Graham Potter Siap Latih Timnas Swedia Menuju Piala Dunia 2026
Graham Potter dilaporkan akan segera kembali melatih setelah dipecat dari West Ham United sebulan lalu.
Berdasarkan informasi dari pakar transfer Eropa, Fabrizio Romano, mantan pelatih Chelsea dan Brighton & Hove Albion ini akan menjadi pelatih tim nasional Swedia.
"Federasi Sepak Bola Swedia segera menunjuk Graham Potter sebagai pelatih timnas (Swedia). Dia akan menandatangani kontrak jangka pendek hingga Maret untuk fokus membawa Swedia ke Piala Dunia 2026," tulis Romano melalui akun X-nya pada Sabtu (18/10/2025).
Graham Potter dipecat oleh West Ham setelah hanya meraih enam kemenangan dari 23 pertandingan, yang membuat tim terjebak di peringkat ke-19 klasemen Premier League.
Manajemen klub pun mengambil langkah cepat dengan menunjuk eks Tottenham Hotspur dan Nottingham Forest Nuno Espirito Santo sebagai pengganti Potter.
Berbeda dengan jeda panjang yang dia ambil setelah dipecat dari Chelsea, pelatih berusia 50 tahun ini dikabarkan siap kembali melatih.
Media Inggris menyebutkan bahwa SvFF (Federasi Sepak Bola Swedia) telah menjadikan Potter sebagai kandidat utama setelah memecat pelatih sebelumnya, Jon Dahl Tomasson.
Tim nasional Swedia kini berada dalam situasi sulit di kualifikasi Piala Dunia 2026, menghuni dasar klasemen Grup B tanpa kemenangan dari empat pertandingan yang dijalani.
Kekalahan terakhir 0-2 dari Swiss dan 0-1 dari Kosovo membuat federasi mencari sosok baru untuk membangkitkan tim.
Skuad Swedia memiliki beberapa pemain bintang dari liga top Eropa, termasuk penyerang Viktor Gyokeres dan Alexander Isak yang tampil bersama dalam dua laga terakhir.
Selain itu, ada nama-nama seperti Lucas Bergvall (Tottenham Hotspur), Victor Lindelof (Aston Villa), Gabriel Gudmundsson (Leeds United), dan Anthony Elanga (Newcastle United) dalam daftar pemain tim nasional.
Pengalaman Potter di Swedia
Potter sendiri memiliki pengalaman di sepak bola Swedia, setelah sukses besar bersama Ostersunds FK, di mana dia membawa klub tersebut promosi tiga kali dan menjuarai Piala Swedia.
Dia juga membuat sejarah dengan mengalahkan Arsenal di Liga Europa 2017, meskipun akhirnya kalah agregat.
Dalam wawancara dengan Fotbollskanalen, Potter menyatakan ketertarikan untuk menangani timnas Swedia.
"Saya terbuka untuk apa pun, selama saya merasa bisa membantu.
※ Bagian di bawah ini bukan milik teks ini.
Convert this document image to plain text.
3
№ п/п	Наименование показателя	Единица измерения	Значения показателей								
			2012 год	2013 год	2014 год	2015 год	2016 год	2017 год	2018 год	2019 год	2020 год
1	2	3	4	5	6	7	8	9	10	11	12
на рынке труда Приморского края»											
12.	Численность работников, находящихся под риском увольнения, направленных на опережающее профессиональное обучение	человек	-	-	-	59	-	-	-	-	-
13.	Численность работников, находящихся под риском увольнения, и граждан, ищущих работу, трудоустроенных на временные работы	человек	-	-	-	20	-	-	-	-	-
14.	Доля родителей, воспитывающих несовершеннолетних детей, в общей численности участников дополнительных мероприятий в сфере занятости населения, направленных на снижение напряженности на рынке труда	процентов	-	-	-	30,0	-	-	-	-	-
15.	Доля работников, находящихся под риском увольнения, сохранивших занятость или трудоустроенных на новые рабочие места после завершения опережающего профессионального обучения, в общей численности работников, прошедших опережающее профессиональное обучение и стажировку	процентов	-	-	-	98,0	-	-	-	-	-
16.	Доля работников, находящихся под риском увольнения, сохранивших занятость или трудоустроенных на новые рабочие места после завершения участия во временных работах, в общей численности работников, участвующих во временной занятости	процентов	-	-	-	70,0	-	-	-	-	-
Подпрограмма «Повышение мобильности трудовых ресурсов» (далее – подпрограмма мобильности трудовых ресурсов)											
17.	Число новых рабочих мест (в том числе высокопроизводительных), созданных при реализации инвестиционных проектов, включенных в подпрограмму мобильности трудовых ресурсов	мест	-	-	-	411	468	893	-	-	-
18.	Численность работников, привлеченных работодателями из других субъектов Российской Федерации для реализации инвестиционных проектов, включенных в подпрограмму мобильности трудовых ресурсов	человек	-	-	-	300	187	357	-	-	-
Menjadi pelatih kepala tim nasional Swedia adalah pekerjaan yang fantastis," ujarnya.
"Saya punya perasaan khusus terhadap Swedia. Saya mencintai negara itu dan sepak bolanya. Saya banyak berutang budi pada sepak bola Swedia. Jadi, ya, itu akan menjadi kesempatan luar biasa bagi saya."
Jika kesepakatan ini terwujud, Potter akan menjadi pelatih asing pertama yang menangani timnas Swedia sejak 2016 dan dapat membawa perubahan bagi tim yang berjuang menuju Piala Dunia 2026.